More than a decade after his premature death, I see by the papers that choreographer Bob Fosse is staging a comeback. Not in the flesh, of course, but in the ephemeral medium of live theater any sort of longevity beyond one's own lifetime is a remarkable accomplishment. Fresh from a six week engagement in Toronto and on its way to a Broadway opening next year, "Fosse: A Celebration in Song and Dance" recreates some of Fosse's most memorable dance numbers under the direction of Fosse protégé Ann Reinking.

This welcome resurgence of interest in Fosse's brilliant stage work prompted me to reflect on his brief but impressive career as a film director. Although very few dancers have branched out into movie directing - only Gene Kelly comes to mind immediately - it has always seemed to me that dancers on the whole should have a real insight into the creation of cinema. Film editing, after all, depends largely on a rhythmic sense, and the interaction of moving actors with the moving camera informs many if not most of the creative decisions a movie director must make. Fosse certainly seemed to bear out my intuition. He directed only five films, but over the course of that brief span, he developed into a stunningly original cinematic stylist. But don't take my word for it. Look for these Fosse film titles on home video.

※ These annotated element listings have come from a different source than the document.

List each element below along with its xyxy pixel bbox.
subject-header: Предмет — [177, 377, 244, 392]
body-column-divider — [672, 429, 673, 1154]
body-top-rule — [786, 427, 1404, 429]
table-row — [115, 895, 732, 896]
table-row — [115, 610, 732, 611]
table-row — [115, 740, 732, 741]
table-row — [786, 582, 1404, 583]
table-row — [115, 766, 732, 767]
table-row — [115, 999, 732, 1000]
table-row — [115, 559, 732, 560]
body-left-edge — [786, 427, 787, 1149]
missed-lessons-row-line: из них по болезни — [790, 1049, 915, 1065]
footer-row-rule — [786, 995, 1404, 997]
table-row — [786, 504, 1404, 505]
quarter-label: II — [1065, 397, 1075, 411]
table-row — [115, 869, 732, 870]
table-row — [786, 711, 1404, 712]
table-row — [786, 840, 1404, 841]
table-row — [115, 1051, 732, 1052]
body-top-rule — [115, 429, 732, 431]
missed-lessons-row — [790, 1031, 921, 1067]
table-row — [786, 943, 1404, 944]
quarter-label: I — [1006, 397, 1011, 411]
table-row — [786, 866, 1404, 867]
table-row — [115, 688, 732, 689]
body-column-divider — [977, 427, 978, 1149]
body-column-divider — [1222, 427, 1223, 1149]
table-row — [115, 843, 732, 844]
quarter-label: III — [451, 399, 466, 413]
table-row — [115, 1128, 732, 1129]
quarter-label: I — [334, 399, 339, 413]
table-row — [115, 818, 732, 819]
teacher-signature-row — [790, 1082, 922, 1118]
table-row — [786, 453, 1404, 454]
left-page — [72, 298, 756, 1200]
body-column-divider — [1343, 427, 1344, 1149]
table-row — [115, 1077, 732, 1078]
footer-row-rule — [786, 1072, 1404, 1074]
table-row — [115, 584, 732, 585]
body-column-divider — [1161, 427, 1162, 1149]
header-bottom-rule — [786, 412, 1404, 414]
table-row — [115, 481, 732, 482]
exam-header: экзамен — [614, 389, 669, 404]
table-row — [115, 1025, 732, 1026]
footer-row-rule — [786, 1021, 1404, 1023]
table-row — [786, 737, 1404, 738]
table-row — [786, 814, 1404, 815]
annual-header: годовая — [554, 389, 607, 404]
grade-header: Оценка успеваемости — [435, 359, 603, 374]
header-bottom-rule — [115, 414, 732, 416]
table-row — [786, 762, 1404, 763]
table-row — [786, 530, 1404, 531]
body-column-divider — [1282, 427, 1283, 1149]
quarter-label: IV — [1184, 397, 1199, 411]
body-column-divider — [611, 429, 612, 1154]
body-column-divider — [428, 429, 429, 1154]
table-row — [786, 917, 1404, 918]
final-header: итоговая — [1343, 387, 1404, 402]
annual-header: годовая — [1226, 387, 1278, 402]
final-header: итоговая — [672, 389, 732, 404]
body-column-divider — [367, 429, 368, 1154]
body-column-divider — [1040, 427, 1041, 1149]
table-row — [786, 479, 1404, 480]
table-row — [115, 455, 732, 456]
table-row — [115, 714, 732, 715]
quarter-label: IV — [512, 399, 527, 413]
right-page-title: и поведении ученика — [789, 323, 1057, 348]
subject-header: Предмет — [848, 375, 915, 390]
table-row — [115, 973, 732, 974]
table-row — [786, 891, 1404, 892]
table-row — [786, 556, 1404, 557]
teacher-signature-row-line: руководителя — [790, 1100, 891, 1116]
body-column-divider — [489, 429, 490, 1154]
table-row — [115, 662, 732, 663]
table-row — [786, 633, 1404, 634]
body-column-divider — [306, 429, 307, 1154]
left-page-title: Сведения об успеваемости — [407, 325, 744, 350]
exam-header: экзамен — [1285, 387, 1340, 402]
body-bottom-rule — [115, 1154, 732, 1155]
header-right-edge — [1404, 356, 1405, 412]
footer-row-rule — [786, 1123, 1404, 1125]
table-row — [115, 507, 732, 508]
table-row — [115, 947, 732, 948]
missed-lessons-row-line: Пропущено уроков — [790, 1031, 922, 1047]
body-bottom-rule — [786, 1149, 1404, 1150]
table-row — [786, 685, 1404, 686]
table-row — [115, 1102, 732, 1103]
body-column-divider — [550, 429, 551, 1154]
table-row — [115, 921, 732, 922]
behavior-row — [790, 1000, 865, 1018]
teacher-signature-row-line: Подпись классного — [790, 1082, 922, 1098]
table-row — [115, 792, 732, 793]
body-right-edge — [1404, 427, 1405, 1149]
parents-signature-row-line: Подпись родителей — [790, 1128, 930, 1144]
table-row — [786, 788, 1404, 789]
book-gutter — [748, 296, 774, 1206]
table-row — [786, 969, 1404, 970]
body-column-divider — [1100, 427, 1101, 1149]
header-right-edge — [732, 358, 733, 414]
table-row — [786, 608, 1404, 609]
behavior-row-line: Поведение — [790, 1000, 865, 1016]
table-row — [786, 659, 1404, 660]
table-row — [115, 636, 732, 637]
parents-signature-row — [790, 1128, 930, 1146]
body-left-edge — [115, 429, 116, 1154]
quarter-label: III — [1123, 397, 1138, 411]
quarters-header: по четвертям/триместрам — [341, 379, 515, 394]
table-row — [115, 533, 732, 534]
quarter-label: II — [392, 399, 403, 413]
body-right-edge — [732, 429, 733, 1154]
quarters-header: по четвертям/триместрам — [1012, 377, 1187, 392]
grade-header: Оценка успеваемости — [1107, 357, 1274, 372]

"Sweet Charity" (1969). Fosse was inspired by Federico Fellini's film "Nights of Cabiria" to create a musical play about a naïve young dance hall girl who is relentlessly dumped on by a cruel world. Fosse's wife and collaborator, Gwen Verdon, created the role of Charity Hope Valentine on stage, but was replaced in the movie version by Shirley MacLaine. Fosse, however, was allowed to direct the film, his first experience behind the camera. The result, although not as impressive as Fosse's later film work, was nonetheless a solid journeyman effort, a promise of better things to come.

"Cabaret" (1972). Christopher Isherwood's reminiscences of Weimar Berlin as published in his book "Goodbye to Berlin" had already undergone a couple of layers of adaptation before finding its way into Fosse's hands. Initially the book became the basis for John Van Druten's play "I Am a Camera" before being recreated as the stage musical "Cabaret," which in turn was reimagined as a film musical by Fosse. Liza Minelli's Oscar winning star turn as Sally Bowles is complemented by Fosse's skillful juxtaposition of the "divine decadence" of the Kit-Kat Club with the ugly realities of the rise of Nazism. Minelli's award, by the way, was not the only Oscar awarded to "Cabaret." The film received a total of eight Academy Awards, including one for Fosse as Best Director.

"Lenny" (1974). Fosse's first nonmusical film was this biography of groundbreaking comedian Lenny Bruce starring Dustin Hoffman in the title role. In an apparent tip of the hat to "Citizen Kane," Fosse and screenwriter Julian Barry structured the film around a series of interviews with the people who knew Bruce, leading from the interview footage into the scenes that make up the movie's narrative. Fosse handles this jigsaw structure with a sure hand, weaving a compassionate portrait of a fascinating and influential entertainer.

"All That Jazz" (1979). Fosse's cinematic masterpiece is this autobiographical meditation on his own imminent death. Having suffered a heart attack and finding himself unable or unwilling to alter the destructive behaviors that had eroded his health, Fosse seemed almost resigned to an early demise. But he wasn't going to go out without having his say on the matter. The sheer creativity of this bravura piece of filmmaking is hard to convey in words. I can only recommend that you see it for yourself.

Fosse made one more film before his untimely death. "Star 80" (1983), a retelling of the tragic death of Playboy playmate Dorothy Stratten, is well worth seeing, but doesn't reach the Olympian heights of "All That Jazz." It's as if Fosse had spent it all on that intensely personal work. In time he undoubtedly would have recharged his creative batteries and given us even more startling and impressive films. Sadly, that time would be denied him, and those films would be denied us. Even so, Fosse's film legacy, though brief, is a rich one. Best of all, the films will still be with us long after the Broadway revival has passed into memory.